🤖 AI Summary
This work addresses the significant performance gap of multilingual large language models on low-resource languages such as Estonian, while maintaining strong capabilities in high-resource languages and general tasks. Building upon Llama 3.1 8B, the authors propose a balanced multilingual data mixing strategy for continued pretraining, augmented with English replay and enriched with code, mathematical, and instructional data. The model is further aligned through supervised fine-tuning, preference optimization, and chat vector fusion techniques. This approach yields substantial improvements across Estonian language understanding, knowledge recall, reasoning, translation, and instruction-following benchmarks, while preserving competitive performance on English and general-purpose evaluations, thereby achieving an effective balance between low-resource language enhancement and overall multilingual competence.
📝 Abstract
Large language models (LLMs) are predominantly trained on English-centric data, resulting in uneven performance for smaller languages. We study whether continued pretraining (CPT) can substantially improve Estonian capabilities in a pretrained multilingual LLM while preserving its English and general reasoning performance. Using Llama 3.1 8B as the main base model, we perform CPT on a mixture that increases Estonian exposure while approximating the original training distribution through English replay and the inclusion of code, mathematics, and instruction-like data.

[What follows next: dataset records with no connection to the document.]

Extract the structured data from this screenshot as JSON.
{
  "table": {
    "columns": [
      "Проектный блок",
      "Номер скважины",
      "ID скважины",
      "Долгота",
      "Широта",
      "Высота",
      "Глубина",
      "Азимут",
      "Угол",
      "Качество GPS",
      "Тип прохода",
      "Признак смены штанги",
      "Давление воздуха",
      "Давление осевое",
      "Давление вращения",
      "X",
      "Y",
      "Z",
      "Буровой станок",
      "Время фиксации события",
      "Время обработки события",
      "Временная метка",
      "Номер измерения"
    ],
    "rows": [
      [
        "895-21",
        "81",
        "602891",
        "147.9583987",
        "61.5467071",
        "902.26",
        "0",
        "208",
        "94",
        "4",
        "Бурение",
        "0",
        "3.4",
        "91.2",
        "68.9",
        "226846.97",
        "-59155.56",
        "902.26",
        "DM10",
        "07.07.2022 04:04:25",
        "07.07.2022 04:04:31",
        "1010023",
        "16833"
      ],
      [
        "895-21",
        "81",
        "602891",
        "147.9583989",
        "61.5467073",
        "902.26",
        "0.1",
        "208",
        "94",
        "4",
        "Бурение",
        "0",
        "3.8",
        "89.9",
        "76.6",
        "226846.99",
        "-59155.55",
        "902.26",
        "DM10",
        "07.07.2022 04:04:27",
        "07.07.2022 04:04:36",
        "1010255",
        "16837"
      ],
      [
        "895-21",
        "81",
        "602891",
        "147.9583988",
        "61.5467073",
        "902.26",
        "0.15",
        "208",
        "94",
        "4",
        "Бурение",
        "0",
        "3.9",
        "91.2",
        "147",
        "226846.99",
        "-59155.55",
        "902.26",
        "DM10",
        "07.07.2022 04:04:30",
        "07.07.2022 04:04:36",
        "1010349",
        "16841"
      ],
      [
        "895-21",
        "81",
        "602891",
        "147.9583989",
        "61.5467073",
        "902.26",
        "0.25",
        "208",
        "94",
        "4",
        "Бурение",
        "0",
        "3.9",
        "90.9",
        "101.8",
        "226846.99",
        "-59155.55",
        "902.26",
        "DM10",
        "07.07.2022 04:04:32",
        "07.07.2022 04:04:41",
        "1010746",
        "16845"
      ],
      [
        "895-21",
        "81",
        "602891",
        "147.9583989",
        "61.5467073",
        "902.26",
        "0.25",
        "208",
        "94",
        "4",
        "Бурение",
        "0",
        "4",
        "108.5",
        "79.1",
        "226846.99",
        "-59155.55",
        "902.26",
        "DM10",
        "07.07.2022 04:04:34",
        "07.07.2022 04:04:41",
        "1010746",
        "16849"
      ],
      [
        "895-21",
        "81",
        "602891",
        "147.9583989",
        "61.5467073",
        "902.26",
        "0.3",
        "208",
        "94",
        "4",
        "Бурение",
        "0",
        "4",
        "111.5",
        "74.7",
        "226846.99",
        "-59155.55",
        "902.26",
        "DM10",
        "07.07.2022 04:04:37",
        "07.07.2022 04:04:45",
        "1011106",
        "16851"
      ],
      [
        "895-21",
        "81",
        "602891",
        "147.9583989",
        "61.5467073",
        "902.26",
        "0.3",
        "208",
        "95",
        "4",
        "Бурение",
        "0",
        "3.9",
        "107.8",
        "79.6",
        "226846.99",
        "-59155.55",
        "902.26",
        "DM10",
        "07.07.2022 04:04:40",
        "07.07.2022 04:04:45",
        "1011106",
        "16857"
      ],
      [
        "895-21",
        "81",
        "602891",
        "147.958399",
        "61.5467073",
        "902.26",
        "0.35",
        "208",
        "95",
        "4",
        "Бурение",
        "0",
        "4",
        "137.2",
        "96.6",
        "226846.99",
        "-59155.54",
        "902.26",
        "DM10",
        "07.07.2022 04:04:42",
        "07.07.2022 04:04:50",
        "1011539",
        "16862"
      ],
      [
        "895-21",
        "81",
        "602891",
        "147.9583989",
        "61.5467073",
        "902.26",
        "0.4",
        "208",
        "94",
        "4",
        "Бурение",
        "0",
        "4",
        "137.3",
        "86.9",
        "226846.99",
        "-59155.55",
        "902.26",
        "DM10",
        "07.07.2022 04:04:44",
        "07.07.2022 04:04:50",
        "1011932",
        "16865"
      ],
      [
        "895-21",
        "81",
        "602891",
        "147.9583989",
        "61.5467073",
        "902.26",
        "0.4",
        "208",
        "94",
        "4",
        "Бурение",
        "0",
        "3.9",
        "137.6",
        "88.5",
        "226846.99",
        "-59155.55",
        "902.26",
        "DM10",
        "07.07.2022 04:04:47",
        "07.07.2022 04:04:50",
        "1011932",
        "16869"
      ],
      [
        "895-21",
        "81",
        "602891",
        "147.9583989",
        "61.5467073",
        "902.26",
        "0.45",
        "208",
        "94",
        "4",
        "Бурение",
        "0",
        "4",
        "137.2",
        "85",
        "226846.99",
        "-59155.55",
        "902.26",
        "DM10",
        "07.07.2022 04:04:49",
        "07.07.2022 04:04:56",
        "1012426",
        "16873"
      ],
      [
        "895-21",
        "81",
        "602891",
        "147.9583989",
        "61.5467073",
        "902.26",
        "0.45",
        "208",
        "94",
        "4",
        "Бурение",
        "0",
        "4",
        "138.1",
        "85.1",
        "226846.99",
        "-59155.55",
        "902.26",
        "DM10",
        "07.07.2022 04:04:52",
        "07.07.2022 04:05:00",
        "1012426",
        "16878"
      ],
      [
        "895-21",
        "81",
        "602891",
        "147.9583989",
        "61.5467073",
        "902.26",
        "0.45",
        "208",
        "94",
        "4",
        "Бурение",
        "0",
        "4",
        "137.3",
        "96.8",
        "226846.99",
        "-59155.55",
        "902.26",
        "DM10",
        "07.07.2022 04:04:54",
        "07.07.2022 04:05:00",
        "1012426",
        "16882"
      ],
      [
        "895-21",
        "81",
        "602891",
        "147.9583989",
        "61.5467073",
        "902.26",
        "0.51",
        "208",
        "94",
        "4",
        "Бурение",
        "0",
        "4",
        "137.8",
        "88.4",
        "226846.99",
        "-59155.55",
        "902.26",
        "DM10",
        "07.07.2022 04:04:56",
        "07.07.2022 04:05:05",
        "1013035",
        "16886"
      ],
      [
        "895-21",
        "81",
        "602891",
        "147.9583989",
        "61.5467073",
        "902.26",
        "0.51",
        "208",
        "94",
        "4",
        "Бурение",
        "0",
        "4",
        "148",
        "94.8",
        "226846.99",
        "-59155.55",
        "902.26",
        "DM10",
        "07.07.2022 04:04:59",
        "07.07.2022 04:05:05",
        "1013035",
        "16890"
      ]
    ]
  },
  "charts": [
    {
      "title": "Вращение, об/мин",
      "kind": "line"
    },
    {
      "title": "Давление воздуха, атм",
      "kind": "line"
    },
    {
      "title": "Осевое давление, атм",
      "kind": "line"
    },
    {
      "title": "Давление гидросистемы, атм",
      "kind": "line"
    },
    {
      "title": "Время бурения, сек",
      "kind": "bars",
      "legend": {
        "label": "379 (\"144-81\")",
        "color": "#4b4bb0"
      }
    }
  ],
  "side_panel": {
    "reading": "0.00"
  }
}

We subsequently apply supervised fine-tuning, preference optimization, and chat vector merging to introduce robust instruction-following behavior. Evaluation on a comprehensive suite of Estonian benchmarks shows consistent gains in linguistic competence, knowledge, reasoning, translation quality, and instruction-following compared to the original base model and its instruction-tuned variant, while maintaining competitive performance on English benchmarks. These findings indicate that CPT, with an appropriately balanced data mixture, together with post-training alignment, can substantially improve single-language capabilities in pretrained multilingual LLMs.